Open agentultra opened 11 years ago
In reading more into this I kinda don't like /tmp/shadow.tmp.* to be made openstack_guest_agent_tmp_t, it seems like it's overstepping the bounds of file labeling. maybe if the file was in /tmp/openstack-guest-agent or something, but simply /tmp/shadow.tmp.* is too global.
It shouldn't be too dificult to modify the tmp storage location though then we can simply make one rule to have everything labeled openstack_guest_agent_tmp_t that is in /tmp/openstack-guest-agent/* which would be better for future maintainability (in case any other files would want to be modified)
What about a transitional label so that it's marked only when openstack_t writes it?

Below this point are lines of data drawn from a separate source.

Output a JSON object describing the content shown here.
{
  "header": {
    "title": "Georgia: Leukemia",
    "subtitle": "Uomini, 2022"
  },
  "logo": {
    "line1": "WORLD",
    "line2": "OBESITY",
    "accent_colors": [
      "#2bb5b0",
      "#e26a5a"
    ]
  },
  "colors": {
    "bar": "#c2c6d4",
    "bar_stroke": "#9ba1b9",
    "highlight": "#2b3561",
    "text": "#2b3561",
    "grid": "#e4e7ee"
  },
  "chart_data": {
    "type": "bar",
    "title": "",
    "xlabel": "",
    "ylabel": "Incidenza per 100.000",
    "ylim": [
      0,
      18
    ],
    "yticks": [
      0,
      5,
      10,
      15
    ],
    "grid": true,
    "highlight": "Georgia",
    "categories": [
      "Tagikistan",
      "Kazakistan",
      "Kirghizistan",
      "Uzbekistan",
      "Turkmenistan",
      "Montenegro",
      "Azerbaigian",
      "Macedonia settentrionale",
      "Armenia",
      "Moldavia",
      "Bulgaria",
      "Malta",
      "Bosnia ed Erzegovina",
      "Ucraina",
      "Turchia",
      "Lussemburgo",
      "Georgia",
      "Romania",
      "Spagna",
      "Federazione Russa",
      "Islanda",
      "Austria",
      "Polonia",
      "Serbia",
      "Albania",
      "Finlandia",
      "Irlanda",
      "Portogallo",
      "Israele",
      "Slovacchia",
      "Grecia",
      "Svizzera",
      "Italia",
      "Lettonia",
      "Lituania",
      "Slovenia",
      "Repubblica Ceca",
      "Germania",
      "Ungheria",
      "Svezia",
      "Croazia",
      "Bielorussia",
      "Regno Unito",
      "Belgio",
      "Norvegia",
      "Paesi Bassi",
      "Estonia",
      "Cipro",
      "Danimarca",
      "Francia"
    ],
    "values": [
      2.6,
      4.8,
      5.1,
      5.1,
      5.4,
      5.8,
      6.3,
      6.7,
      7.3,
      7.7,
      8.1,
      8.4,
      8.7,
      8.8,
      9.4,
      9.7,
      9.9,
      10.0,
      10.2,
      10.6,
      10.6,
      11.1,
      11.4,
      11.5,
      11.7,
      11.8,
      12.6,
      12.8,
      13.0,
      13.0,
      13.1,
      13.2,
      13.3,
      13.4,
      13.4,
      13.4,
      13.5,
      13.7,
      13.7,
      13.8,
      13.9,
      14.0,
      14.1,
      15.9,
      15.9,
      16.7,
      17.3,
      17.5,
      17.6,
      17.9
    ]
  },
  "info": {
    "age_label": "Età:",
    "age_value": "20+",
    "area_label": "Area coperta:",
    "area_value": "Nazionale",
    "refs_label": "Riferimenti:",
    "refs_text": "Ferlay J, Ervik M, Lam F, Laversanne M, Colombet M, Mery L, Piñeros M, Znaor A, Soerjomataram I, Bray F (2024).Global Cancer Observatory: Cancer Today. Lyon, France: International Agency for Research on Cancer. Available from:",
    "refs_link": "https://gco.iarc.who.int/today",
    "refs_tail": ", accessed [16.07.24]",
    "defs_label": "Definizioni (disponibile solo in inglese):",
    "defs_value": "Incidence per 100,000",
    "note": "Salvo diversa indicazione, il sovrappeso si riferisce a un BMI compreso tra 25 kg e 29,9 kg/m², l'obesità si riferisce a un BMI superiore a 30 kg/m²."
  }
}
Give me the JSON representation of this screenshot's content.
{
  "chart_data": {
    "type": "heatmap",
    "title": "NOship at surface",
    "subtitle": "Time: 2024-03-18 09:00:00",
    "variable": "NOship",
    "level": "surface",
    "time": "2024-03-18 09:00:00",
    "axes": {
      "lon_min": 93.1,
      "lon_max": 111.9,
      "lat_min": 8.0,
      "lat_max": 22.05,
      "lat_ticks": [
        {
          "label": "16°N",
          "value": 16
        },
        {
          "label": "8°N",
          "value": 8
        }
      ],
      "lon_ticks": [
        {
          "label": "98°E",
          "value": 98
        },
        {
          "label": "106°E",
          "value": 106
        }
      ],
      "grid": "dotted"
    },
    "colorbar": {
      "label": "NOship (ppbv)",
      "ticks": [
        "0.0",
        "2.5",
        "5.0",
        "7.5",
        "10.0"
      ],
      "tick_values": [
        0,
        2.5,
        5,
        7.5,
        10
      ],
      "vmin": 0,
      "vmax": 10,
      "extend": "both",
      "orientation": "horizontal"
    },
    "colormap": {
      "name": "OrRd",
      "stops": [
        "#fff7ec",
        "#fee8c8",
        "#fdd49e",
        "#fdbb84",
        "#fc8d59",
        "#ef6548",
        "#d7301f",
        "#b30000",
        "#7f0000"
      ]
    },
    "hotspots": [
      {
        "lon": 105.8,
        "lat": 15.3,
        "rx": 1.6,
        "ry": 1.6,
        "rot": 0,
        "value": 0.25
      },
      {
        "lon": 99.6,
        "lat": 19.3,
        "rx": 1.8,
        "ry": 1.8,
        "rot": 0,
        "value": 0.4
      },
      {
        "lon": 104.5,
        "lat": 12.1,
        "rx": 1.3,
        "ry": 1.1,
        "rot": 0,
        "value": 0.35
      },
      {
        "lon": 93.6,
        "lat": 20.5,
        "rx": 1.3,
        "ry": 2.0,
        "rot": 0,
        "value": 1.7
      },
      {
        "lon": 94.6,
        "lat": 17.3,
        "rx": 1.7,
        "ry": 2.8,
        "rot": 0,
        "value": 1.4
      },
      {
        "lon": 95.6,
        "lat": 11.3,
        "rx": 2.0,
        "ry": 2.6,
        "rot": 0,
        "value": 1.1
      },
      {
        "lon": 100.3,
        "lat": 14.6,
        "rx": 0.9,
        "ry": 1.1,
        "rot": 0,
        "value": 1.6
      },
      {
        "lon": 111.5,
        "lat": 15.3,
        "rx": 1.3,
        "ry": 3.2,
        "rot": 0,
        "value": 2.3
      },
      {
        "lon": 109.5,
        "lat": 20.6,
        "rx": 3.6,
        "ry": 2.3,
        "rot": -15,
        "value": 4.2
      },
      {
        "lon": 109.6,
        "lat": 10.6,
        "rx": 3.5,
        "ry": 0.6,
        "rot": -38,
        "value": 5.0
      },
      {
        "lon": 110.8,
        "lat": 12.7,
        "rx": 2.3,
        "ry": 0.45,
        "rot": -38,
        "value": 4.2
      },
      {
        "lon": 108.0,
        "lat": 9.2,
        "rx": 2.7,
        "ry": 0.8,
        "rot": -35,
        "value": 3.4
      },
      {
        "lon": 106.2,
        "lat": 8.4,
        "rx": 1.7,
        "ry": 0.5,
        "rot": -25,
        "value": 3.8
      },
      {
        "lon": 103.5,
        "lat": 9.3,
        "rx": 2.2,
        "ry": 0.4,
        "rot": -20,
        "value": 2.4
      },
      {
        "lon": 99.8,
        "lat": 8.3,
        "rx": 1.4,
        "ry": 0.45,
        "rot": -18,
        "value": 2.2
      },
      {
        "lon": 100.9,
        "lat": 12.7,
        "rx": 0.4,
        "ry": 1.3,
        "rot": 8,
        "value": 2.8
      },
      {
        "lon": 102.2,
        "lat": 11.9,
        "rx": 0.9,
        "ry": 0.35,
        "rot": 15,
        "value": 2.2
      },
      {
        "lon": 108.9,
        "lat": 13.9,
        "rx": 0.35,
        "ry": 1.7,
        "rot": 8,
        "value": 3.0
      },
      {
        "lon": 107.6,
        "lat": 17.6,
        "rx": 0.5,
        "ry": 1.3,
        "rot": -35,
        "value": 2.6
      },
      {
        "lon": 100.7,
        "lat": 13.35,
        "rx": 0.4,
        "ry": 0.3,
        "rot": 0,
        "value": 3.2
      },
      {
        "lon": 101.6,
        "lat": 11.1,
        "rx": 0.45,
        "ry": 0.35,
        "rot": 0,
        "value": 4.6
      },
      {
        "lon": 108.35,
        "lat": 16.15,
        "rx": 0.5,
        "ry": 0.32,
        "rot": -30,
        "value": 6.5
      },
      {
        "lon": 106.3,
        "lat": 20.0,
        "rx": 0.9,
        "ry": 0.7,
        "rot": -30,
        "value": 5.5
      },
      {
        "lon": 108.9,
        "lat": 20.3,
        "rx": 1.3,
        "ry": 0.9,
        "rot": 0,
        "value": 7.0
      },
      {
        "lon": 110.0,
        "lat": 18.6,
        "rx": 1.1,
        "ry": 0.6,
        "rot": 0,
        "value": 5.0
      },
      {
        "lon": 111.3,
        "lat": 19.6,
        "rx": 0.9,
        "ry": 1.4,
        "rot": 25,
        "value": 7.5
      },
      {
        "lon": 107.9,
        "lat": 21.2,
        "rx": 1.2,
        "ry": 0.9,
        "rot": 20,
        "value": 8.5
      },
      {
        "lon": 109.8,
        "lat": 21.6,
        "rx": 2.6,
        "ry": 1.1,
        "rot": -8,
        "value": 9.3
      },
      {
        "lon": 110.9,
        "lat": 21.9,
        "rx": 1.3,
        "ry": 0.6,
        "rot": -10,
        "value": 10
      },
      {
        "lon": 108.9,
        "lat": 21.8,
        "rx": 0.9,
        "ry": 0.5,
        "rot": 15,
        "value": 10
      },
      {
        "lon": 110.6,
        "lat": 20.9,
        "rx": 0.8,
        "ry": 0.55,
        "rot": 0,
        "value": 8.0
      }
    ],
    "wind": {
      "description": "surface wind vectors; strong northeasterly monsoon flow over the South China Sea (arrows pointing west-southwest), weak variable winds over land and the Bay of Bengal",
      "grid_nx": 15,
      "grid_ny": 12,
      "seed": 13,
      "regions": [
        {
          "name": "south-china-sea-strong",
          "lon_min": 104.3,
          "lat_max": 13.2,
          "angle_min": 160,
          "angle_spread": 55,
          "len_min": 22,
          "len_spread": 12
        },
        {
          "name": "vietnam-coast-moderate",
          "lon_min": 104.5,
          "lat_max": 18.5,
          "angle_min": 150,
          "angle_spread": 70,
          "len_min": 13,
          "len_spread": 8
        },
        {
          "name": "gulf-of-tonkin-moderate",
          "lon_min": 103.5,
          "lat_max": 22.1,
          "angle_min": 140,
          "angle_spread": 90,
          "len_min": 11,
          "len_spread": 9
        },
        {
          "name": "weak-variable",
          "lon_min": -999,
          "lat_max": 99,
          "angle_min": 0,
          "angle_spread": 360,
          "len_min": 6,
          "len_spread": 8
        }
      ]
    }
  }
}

Then we give it write access to tmp_t dirs (which is probably has) and then the file is safe to it while it's being manipulated.
Something like the following might do it:
files_tmp_filetrans(openstack_t, oepnstack_tmp_t, file)
Then it's just a matter of being able to write to /etc/shadow*.
well, it should already be able to write to /etc/shadow, since redhat seems to make those files etc_t. What worries me is that the AVC denial is for something being exec'd as tmp_t, why is it trying to exec something in /tmp, that's a big NoNo.
The actual process used by the agent to update the system password is located in:
https://github.com/agentultra/openstack-guest-agents-unix/blob/issues/10/commands/password.py#L296
It looks like the message:
in the audit log might be cause by this operation:
https://github.com/agentultra/openstack-guest-agents-unix/blob/issues/10/commands/password.py#L226
Either way, the function does create and rename a few files to a few different places. The policy should be updated to allow these or else we'll have to find a different way to set the system password.